Boy X called to the house where Mercer was hiding and was given a red and white plastic bag with the gun in it. He took it home and hid it in a dog kennel. In the meantime, the gang took Mercer to burn his clothes and stripped the bike before abandoning it.
Boy X was later visited by Dean Kelly, who moved the gun to the loft of Boy X’s home. Boy X then went on holiday with his family to Florida.
Did the police really bug James Yates’s house?
In the early stages of the investigation Mercer had been named by numerous anonymous callers as the person who shot Rhys, but when he was pulled in for questioning – along with other potential suspects and associates – on 25th August 2007, there wasn’t enough evidence to charge them.
That left the police with no option but to apply for permission to install bugs in the homes of those they suspected were linked to the murder. The bugs placed in the homes of Yates - also known as Yatzy - and another suspect, ‘Boy M’, provided crucial evidence that lead to the discovery of the gun, several arrests, and Mercer’s eventual conviction.
How did police find the gun used to shoot Rhys Jones?
The evidence obtained via the bugs in James Yates and Boy M’s homes led police to search Boy X’s house. He and his family were still on holiday when police found the Smith & Wesson rifle used to shoot Rhys hidden in his loft.

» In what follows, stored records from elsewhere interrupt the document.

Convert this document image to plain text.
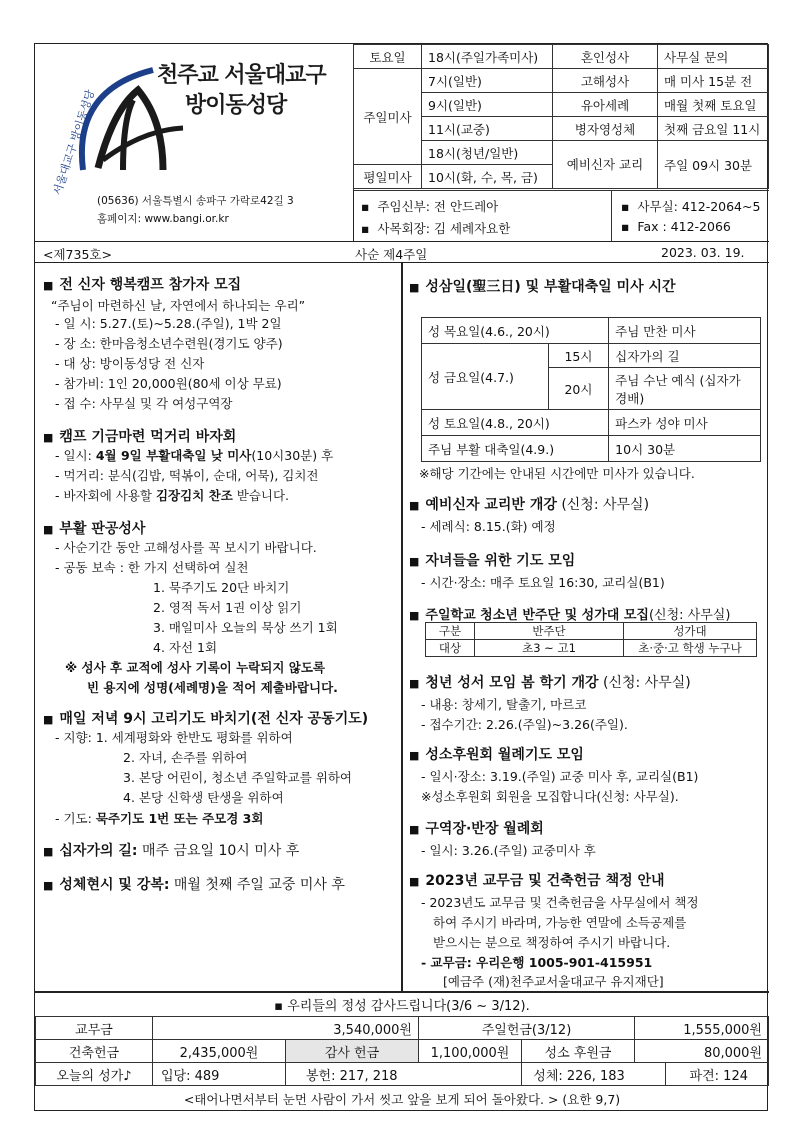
서울대교구 방이동성당
천주교 서울대교구
방이동성당
(05636) 서울특별시 송파구 가락로42길 3
홈페이지: www.bangi.or.kr
토요일	18시(주일가족미사)	혼인성사	사무실 문의
주일미사	7시(일반)	고해성사	매 미사 15분 전
	9시(일반)	유아세례	매월 첫째 토요일
	11시(교중)	병자영성체	첫째 금요일 11시
	18시(청년/일반)	예비신자 교리	주일 09시 30분
평일미사	10시(화, 수, 목, 금)		
▪  주임신부: 전 안드레아
▪  사목회장: 김 세례자요한
▪  사무실: 412-2064~5
▪  Fax : 412-2066
<제735호>	사순 제4주일	2023. 03. 19.
■ 전 신자 행복캠프 참가자 모집
“주님이 마련하신 날, 자연에서 하나되는 우리”
- 일 시: 5.27.(토)~5.28.(주일), 1박 2일
- 장 소: 한마음청소년수련원(경기도 양주)
- 대 상: 방이동성당 전 신자
- 참가비: 1인 20,000원(80세 이상 무료)
- 접 수: 사무실 및 각 여성구역장
■ 캠프 기금마련 먹거리 바자회
- 일시: 4월 9일 부활대축일 낮 미사(10시30분) 후
- 먹거리: 분식(김밥, 떡볶이, 순대, 어묵), 김치전
- 바자회에 사용할 김장김치 찬조 받습니다.
■ 부활 판공성사
- 사순기간 동안 고해성사를 꼭 보시기 바랍니다.
- 공동 보속 : 한 가지 선택하여 실천
1. 묵주기도 20단 바치기
2. 영적 독서 1권 이상 읽기
3. 매일미사 오늘의 묵상 쓰기 1회
4. 자선 1회
※ 성사 후 교적에 성사 기록이 누락되지 않도록
빈 용지에 성명(세례명)을 적어 제출바랍니다.
■ 매일 저녁 9시 고리기도 바치기(전 신자 공동기도)
- 지향: 1. 세계평화와 한반도 평화를 위하여
2. 자녀, 손주를 위하여
3. 본당 어린이, 청소년 주일학교를 위하여
4. 본당 신학생 탄생을 위하여
- 기도: 묵주기도 1번 또는 주모경 3회
■ 십자가의 길: 매주 금요일 10시 미사 후
■ 성체현시 및 강복: 매월 첫째 주일 교중 미사 후
■ 성삼일(聖三日) 및 부활대축일 미사 시간
성 목요일(4.6., 20시)		주님 만찬 미사
성 금요일(4.7.)	15시	십자가의 길
	20시	주님 수난 예식 (십자가 경배)
성 토요일(4.8., 20시)		파스카 성야 미사
주님 부활 대축일(4.9.)		10시 30분
※해당 기간에는 안내된 시간에만 미사가 있습니다.
■ 예비신자 교리반 개강 (신청: 사무실)
- 세례식: 8.15.(화) 예정
■ 자녀들을 위한 기도 모임
- 시간·장소: 매주 토요일 16:30, 교리실(B1)
■ 주일학교 청소년 반주단 및 성가대 모집(신청: 사무실)
구분	반주단	성가대
대상	초3 ~ 고1	초·중·고 학생 누구나
■ 청년 성서 모임 봄 학기 개강 (신청: 사무실)
- 내용: 창세기, 탈출기, 마르코
- 접수기간: 2.26.(주일)~3.26(주일).
■ 성소후원회 월례기도 모임
- 일시·장소: 3.19.(주일) 교중 미사 후, 교리실(B1)
※성소후원회 회원을 모집합니다(신청: 사무실).
■ 구역장·반장 월례회
- 일시: 3.26.(주일) 교중미사 후
■ 2023년 교무금 및 건축헌금 책정 안내
- 2023년도 교무금 및 건축헌금을 사무실에서 책정
하여 주시기 바라며, 가능한 연말에 소득공제를
받으시는 분으로 책정하여 주시기 바랍니다.
- 교무금: 우리은행 1005-901-415951
[예금주 (재)천주교서울대교구 유지재단]
▪ 우리들의 정성 감사드립니다(3/6 ~ 3/12).
교무금	3,540,000원		주일헌금(3/12)		1,555,000원	
건축헌금	2,435,000원	감사 헌금	1,100,000원	성소 후원금	80,000원	
오늘의 성가♪	입당: 489	봉헌: 217, 218		성체: 226, 183		파견: 124
<태어나면서부터 눈먼 사람이 가서 씻고 앞을 보게 되어 돌아왔다. > (요한 9,7)
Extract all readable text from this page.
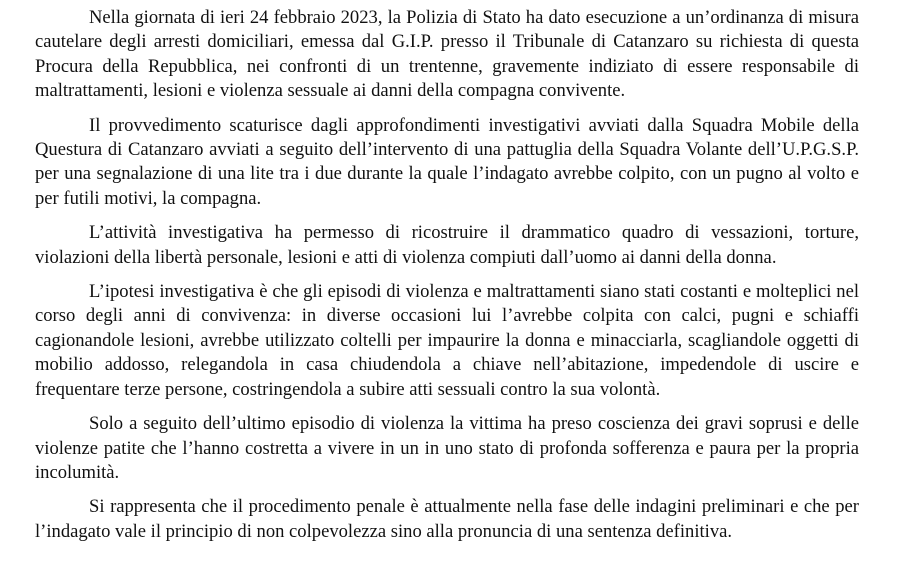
Nella giornata di ieri 24 febbraio 2023, la Polizia di Stato ha dato esecuzione a un’ordinanza di misura cautelare degli arresti domiciliari, emessa dal G.I.P. presso il Tribunale di Catanzaro su richiesta di questa Procura della Repubblica, nei confronti di un trentenne, gravemente indiziato di essere responsabile di maltrattamenti, lesioni e violenza sessuale ai danni della compagna convivente.

Il provvedimento scaturisce dagli approfondimenti investigativi avviati dalla Squadra Mobile della Questura di Catanzaro avviati a seguito dell’intervento di una pattuglia della Squadra Volante dell’U.P.G.S.P. per una segnalazione di una lite tra i due durante la quale l’indagato avrebbe colpito, con un pugno al volto e per futili motivi, la compagna.

L’attività investigativa ha permesso di ricostruire il drammatico quadro di vessazioni, torture, violazioni della libertà personale, lesioni e atti di violenza compiuti dall’uomo ai danni della donna.

L’ipotesi investigativa è che gli episodi di violenza e maltrattamenti siano stati costanti e molteplici nel corso degli anni di convivenza: in diverse occasioni lui l’avrebbe colpita con calci, pugni e schiaffi cagionandole lesioni, avrebbe utilizzato coltelli per impaurire la donna e minacciarla, scagliandole oggetti di mobilio addosso, relegandola in casa chiudendola a chiave nell’abitazione, impedendole di uscire e frequentare terze persone, costringendola a subire atti sessuali contro la sua volontà.

Solo a seguito dell’ultimo episodio di violenza la vittima ha preso coscienza dei gravi soprusi e delle violenze patite che l’hanno costretta a vivere in un in uno stato di profonda sofferenza e paura per la propria incolumità.

Si rappresenta che il procedimento penale è attualmente nella fase delle indagini preliminari e che per l’indagato vale il principio di non colpevolezza sino alla pronuncia di una sentenza definitiva.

According to a 2008 report from The Independent, “Mercer called or texted him 13 times in 15 minutes to warn him of the raid. A terrified Boy X – urged by his stunned family to cooperate – was arrested on the apron at Manchester airport when he returned a week later.”
What happened to Boy X?
Boy X went on to become the prosecution’s star witness in the case, and was offered immunity for his testimony in April 2008. He was also put under witness protection and given a new life and identity far away from Croxteth.

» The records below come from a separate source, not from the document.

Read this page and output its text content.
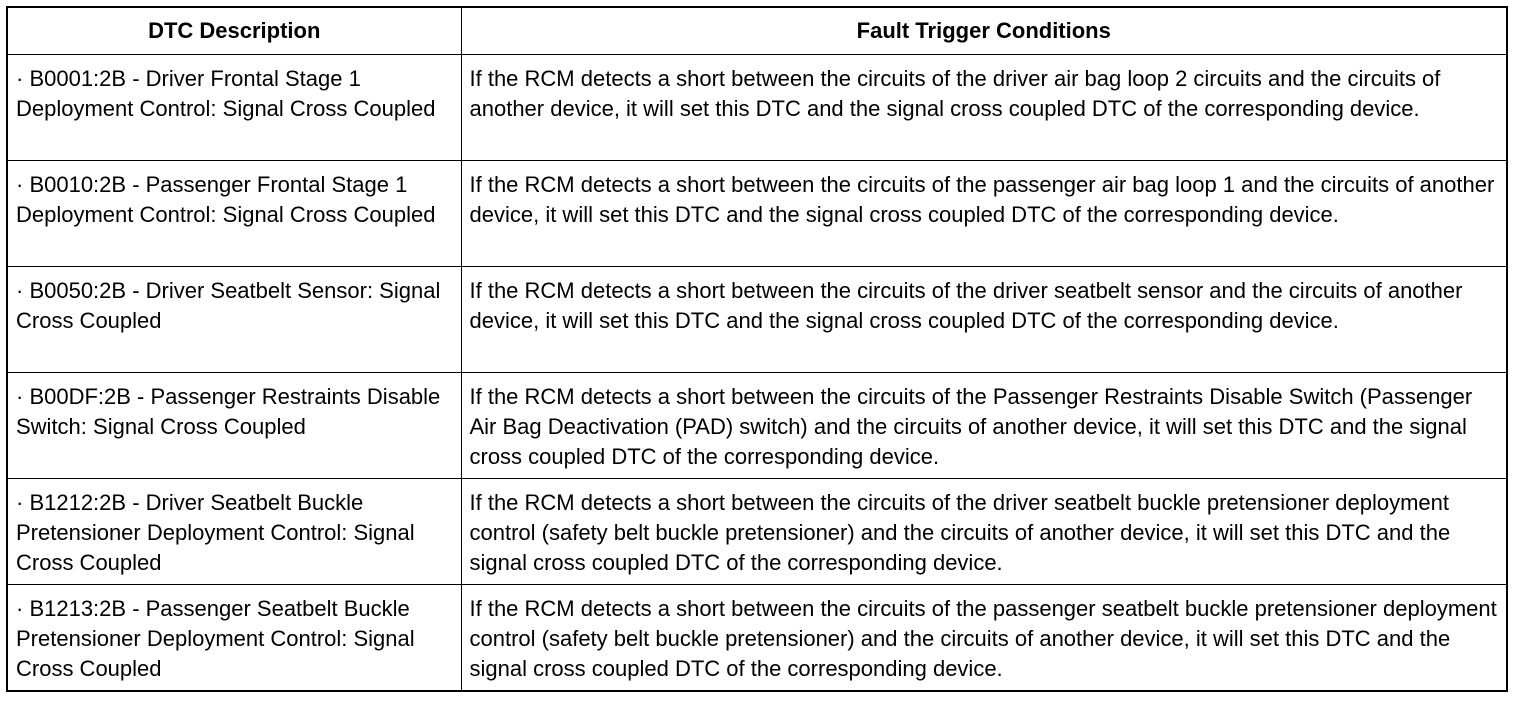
DTC Description	Fault Trigger Conditions
· B0001:2B - Driver Frontal Stage 1 Deployment Control: Signal Cross Coupled	If the RCM detects a short between the circuits of the driver air bag loop 2 circuits and the circuits of another device, it will set this DTC and the signal cross coupled DTC of the corresponding device.
· B0010:2B - Passenger Frontal Stage 1 Deployment Control: Signal Cross Coupled	If the RCM detects a short between the circuits of the passenger air bag loop 1 and the circuits of another device, it will set this DTC and the signal cross coupled DTC of the corresponding device.
· B0050:2B - Driver Seatbelt Sensor: Signal Cross Coupled	If the RCM detects a short between the circuits of the driver seatbelt sensor and the circuits of another device, it will set this DTC and the signal cross coupled DTC of the corresponding device.
· B00DF:2B - Passenger Restraints Disable Switch: Signal Cross Coupled	If the RCM detects a short between the circuits of the Passenger Restraints Disable Switch (Passenger Air Bag Deactivation (PAD) switch) and the circuits of another device, it will set this DTC and the signal cross coupled DTC of the corresponding device.
· B1212:2B - Driver Seatbelt Buckle Pretensioner Deployment Control: Signal Cross Coupled	If the RCM detects a short between the circuits of the driver seatbelt buckle pretensioner deployment control (safety belt buckle pretensioner) and the circuits of another device, it will set this DTC and the signal cross coupled DTC of the corresponding device.
· B1213:2B - Passenger Seatbelt Buckle Pretensioner Deployment Control: Signal Cross Coupled	If the RCM detects a short between the circuits of the passenger seatbelt buckle pretensioner deployment control (safety belt buckle pretensioner) and the circuits of another device, it will set this DTC and the signal cross coupled DTC of the corresponding device.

How was Sean Mercer found guilty?
It took almost 18 months for detectives to gather sufficient evidence to prove Mercer and his co-conspirators' guilt. They were arrested in a series of dawn raids in April 2008 and Mercer was charged with murder.

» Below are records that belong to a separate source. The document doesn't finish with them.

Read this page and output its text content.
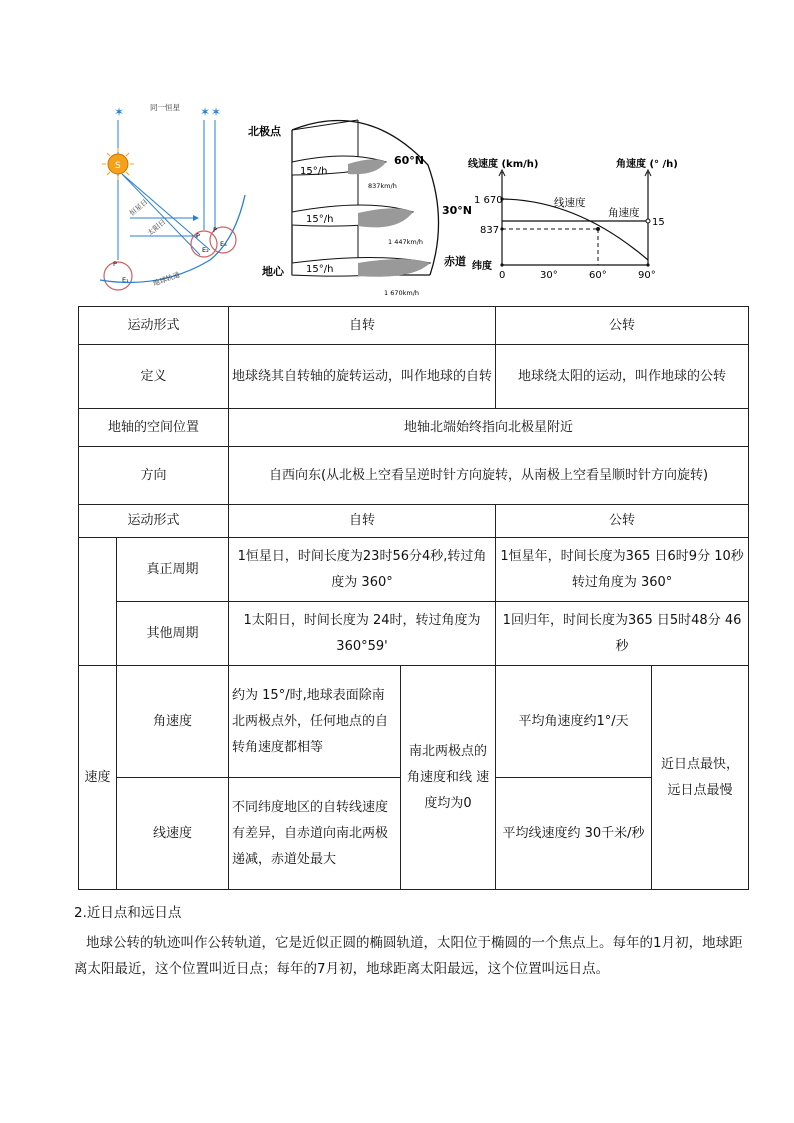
✶	✶ ✶
同一恒星
S
恒星日
太阳日
E₁
E₂
E₃
P
P
P
地球轨道
北极点
地心
15°/h
15°/h
15°/h
60°N
30°N
赤道
837km/h
1 447km/h
1 670km/h
线速度 (km/h)	角速度 (° /h)
1 670
837
15
纬度
0	30°	60°	90°
线速度
角速度
运动形式		自转		公转	
定义		地球绕其自转轴的旋转运动，叫作地球的自转		地球绕太阳的运动，叫作地球的公转	
地轴的空间位置		地轴北端始终指向北极星附近			
方向		自西向东(从北极上空看呈逆时针方向旋转，从南极上空看呈顺时针方向旋转)			
运动形式		自转		公转	
	真正周期	1恒星日，时间长度为23时56分4秒,转过角度为 360°		1恒星年，时间长度为365 日6时9分 10秒转过角度为 360°	
	其他周期	1太阳日，时间长度为 24时，转过角度为 360°59'		1回归年，时间长度为365 日5时48分 46秒	
速度	角速度	约为 15°/时,地球表面除南北两极点外，任何地点的自转角速度都相等	南北两极点的角速度和线 速度均为0	平均角速度约1°/天	近日点最快，远日点最慢
	线速度	不同纬度地区的自转线速度有差异，自赤道向南北两极递减，赤道处最大		平均线速度约 30千米/秒	
2.近日点和远日点
地球公转的轨迹叫作公转轨道，它是近似正圆的椭圆轨道，太阳位于椭圆的一个焦点上。每年的1月初，地球距离太阳最近，这个位置叫近日点；每年的7月初，地球距离太阳最远，这个位置叫远日点。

His alibi fell through when he was caught on tape attempting to convince Boy M's grandmother to change her story about the night of the murder. She placed him at her house, while he insisted he'd been elsewhere.
Police also found crucial DNA evidence on the bike Mercer had tried to dispose of. A passer-by had come across the bike in the days after the murder and taken it home with the intent to fix it up. Months later, they recognised the bike on a TV appeal for information and called the police. Traces of Mercer's DNA were found on it, linking him to the shooting.
As well as that, officers also compiled a 3,000-word dossier of bad character references. This proved the boys were members of a gang, with the motive to fire a gun in a car park and kill an innocent child who'd been caught in the crossfire.
What happened to Sean Mercer?
Mercer, who was 18 years old at the end of the nine week trial in 2008, was sentenced to life in prison with a minimum term of 22 years. His associates - and his mother, who had lied for him - were also given custodial sentences.